The Meaning of the Habit: Religious Orders, Dress and Identity, 1215-1650
By Alejandra Concha Sahli
PhD Dissertation, University College London, 2017
Abstract: It is well known that there was an increasing concern with clothing as a means of social and cultural distinction in the late medieval and early modern periods. This has been called the birth of fashion. One way in which this importance was expressed was through the development of some well-defined sartorial codes and rules, both tacit and explicit. These gradually lead to more exhaustive and specific regulatory forms.

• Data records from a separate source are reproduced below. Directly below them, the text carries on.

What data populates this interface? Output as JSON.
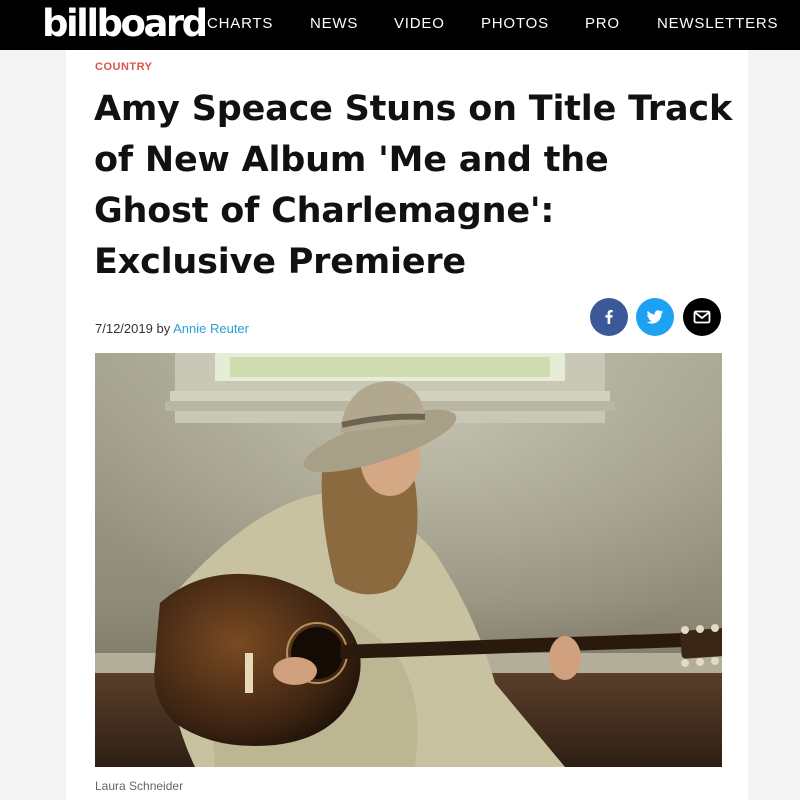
{
  "brand": {
    "logo": "billboard"
  },
  "nav": {
    "items": [
      "CHARTS",
      "NEWS",
      "VIDEO",
      "PHOTOS",
      "PRO",
      "NEWSLETTERS"
    ]
  },
  "article": {
    "category": "COUNTRY",
    "title": "Amy Speace Stuns on Title Track of New Album 'Me and the Ghost of Charlemagne': Exclusive Premiere",
    "date": "7/12/2019",
    "by": "by",
    "author": "Annie Reuter",
    "photo_credit": "Laura Schneider"
  },
  "share": {
    "icons": [
      "facebook-icon",
      "twitter-icon",
      "email-icon"
    ]
  },
  "colors": {
    "category": "#d9534f",
    "author_link": "#2a9fd8",
    "facebook": "#3b5998",
    "twitter": "#1da1f2",
    "email": "#000000",
    "nav_bg": "#000000"
  }
}
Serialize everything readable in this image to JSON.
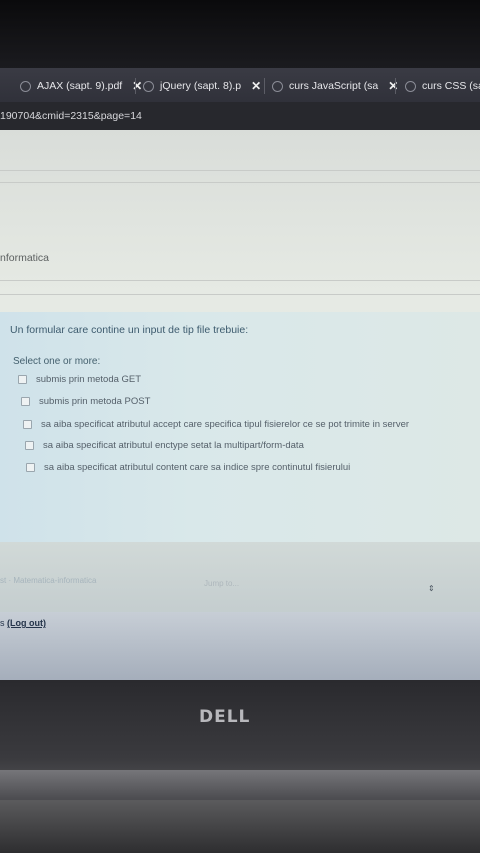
{
  "browser": {
    "tabs": [
      {
        "label": "AJAX (sapt. 9).pdf",
        "close": "✕"
      },
      {
        "label": "jQuery (sapt. 8).p",
        "close": "✕"
      },
      {
        "label": "curs JavaScript (sa",
        "close": "✕"
      },
      {
        "label": "curs CSS (sap",
        "close": ""
      }
    ],
    "url": "190704&cmid=2315&page=14"
  },
  "course": {
    "title": "nformatica"
  },
  "question": {
    "text": "Un formular care contine un input de tip file trebuie:",
    "instruction": "Select one or more:",
    "options": [
      "submis prin metoda GET",
      "submis prin metoda POST",
      "sa aiba specificat atributul accept care specifica tipul fisierelor ce se pot trimite in server",
      "sa aiba specificat atributul enctype setat la multipart/form-data",
      "sa aiba specificat atributul content care sa indice spre continutul fisierului"
    ]
  },
  "footer": {
    "breadcrumb": "st · Matematica-informatica",
    "jump_placeholder": "Jump to...",
    "jump_arrows": "⇕"
  },
  "login": {
    "prefix": "s ",
    "logout": "(Log out)"
  },
  "laptop": {
    "brand": "DELL"
  },
  "colors": {
    "accent": "#3d5b6e",
    "question_bg": "#d9e8ea"
  }
}
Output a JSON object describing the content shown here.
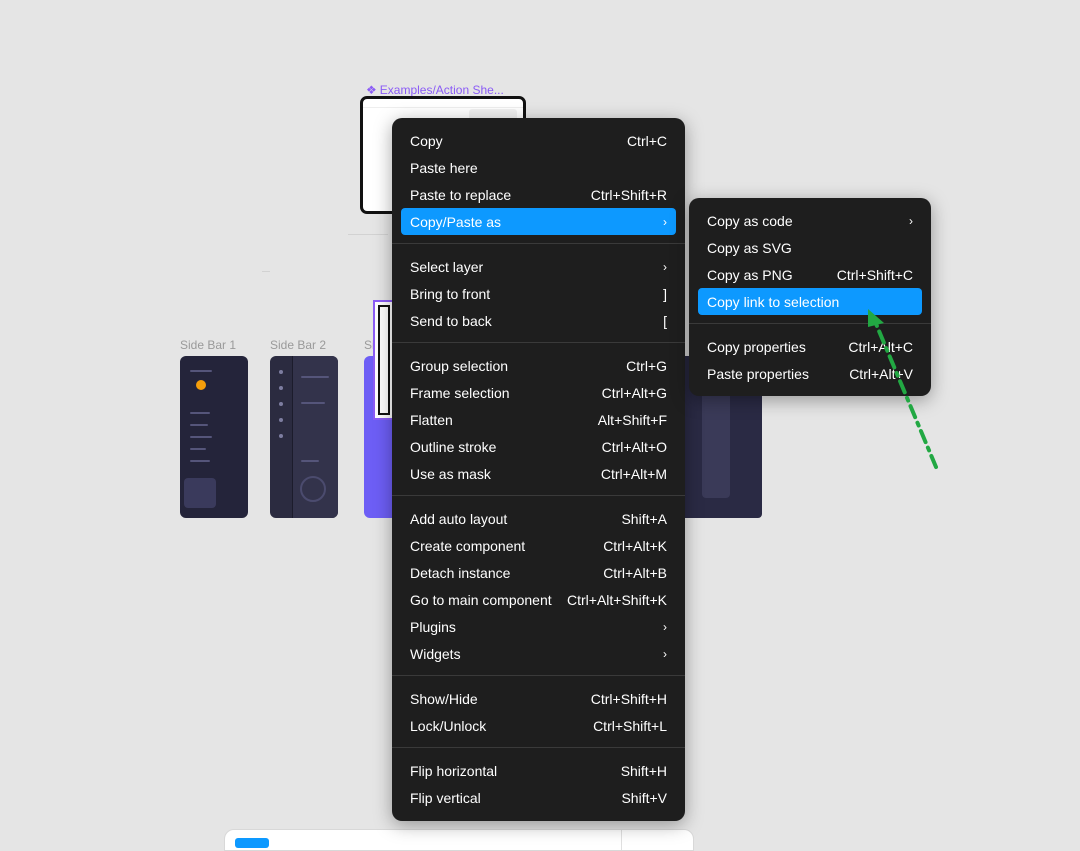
{
  "canvas": {
    "component_label": "Examples/Action She...",
    "frame_labels": [
      "Side Bar 1",
      "Side Bar 2",
      "Side"
    ]
  },
  "main_menu": {
    "groups": [
      [
        {
          "label": "Copy",
          "shortcut": "Ctrl+C"
        },
        {
          "label": "Paste here",
          "shortcut": ""
        },
        {
          "label": "Paste to replace",
          "shortcut": "Ctrl+Shift+R"
        },
        {
          "label": "Copy/Paste as",
          "shortcut": "›",
          "active": true
        }
      ],
      [
        {
          "label": "Select layer",
          "shortcut": "›"
        },
        {
          "label": "Bring to front",
          "shortcut": "]"
        },
        {
          "label": "Send to back",
          "shortcut": "["
        }
      ],
      [
        {
          "label": "Group selection",
          "shortcut": "Ctrl+G"
        },
        {
          "label": "Frame selection",
          "shortcut": "Ctrl+Alt+G"
        },
        {
          "label": "Flatten",
          "shortcut": "Alt+Shift+F"
        },
        {
          "label": "Outline stroke",
          "shortcut": "Ctrl+Alt+O"
        },
        {
          "label": "Use as mask",
          "shortcut": "Ctrl+Alt+M"
        }
      ],
      [
        {
          "label": "Add auto layout",
          "shortcut": "Shift+A"
        },
        {
          "label": "Create component",
          "shortcut": "Ctrl+Alt+K"
        },
        {
          "label": "Detach instance",
          "shortcut": "Ctrl+Alt+B"
        },
        {
          "label": "Go to main component",
          "shortcut": "Ctrl+Alt+Shift+K"
        },
        {
          "label": "Plugins",
          "shortcut": "›"
        },
        {
          "label": "Widgets",
          "shortcut": "›"
        }
      ],
      [
        {
          "label": "Show/Hide",
          "shortcut": "Ctrl+Shift+H"
        },
        {
          "label": "Lock/Unlock",
          "shortcut": "Ctrl+Shift+L"
        }
      ],
      [
        {
          "label": "Flip horizontal",
          "shortcut": "Shift+H"
        },
        {
          "label": "Flip vertical",
          "shortcut": "Shift+V"
        }
      ]
    ]
  },
  "sub_menu": {
    "groups": [
      [
        {
          "label": "Copy as code",
          "shortcut": "›"
        },
        {
          "label": "Copy as SVG",
          "shortcut": ""
        },
        {
          "label": "Copy as PNG",
          "shortcut": "Ctrl+Shift+C"
        },
        {
          "label": "Copy link to selection",
          "shortcut": "",
          "active": true
        }
      ],
      [
        {
          "label": "Copy properties",
          "shortcut": "Ctrl+Alt+C"
        },
        {
          "label": "Paste properties",
          "shortcut": "Ctrl+Alt+V"
        }
      ]
    ]
  },
  "colors": {
    "menu_bg": "#1e1e1e",
    "highlight": "#0d99ff",
    "canvas_bg": "#e5e5e5",
    "component_purple": "#8b5cf6",
    "annotation_arrow": "#22a843"
  }
}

Hitherto, most of the scholarly emphasis has been on the secular world, particularly through the study of sumptuary laws, whereas analysis of the ecclesiastical sphere (the Carmelite order apart) has not got much attention beyond anecdotal description. This dissertation aims to provide a ‘thick description’ to understand the meaning of ecclesiastical dress in a social and cultural context for the period 1215-1650. Thus, the focus is not on clothes as such, but on the ways by which dress can express conscious and unconscious ideas at the base of the interaction between people, groups and institutions.
Studying the dynamics, ideas, worries and controversies generated by religious habits, both within and outside the religious orders, reveals the layers of meaning that exist beyond the anecdotal evidence. And what they reveal is how religious orders in Western Europe developed a complex process of identity formation in which clothing, in its different levels, played a fundamental role.
What lies at the core of this analysis of the conceptions about religious clothing – used as a heuristic tool – is precisely its capacity to show not only how the identities of the religious orders of the period evolved, but also how they were perceived and conceived, and how they shaped these changes.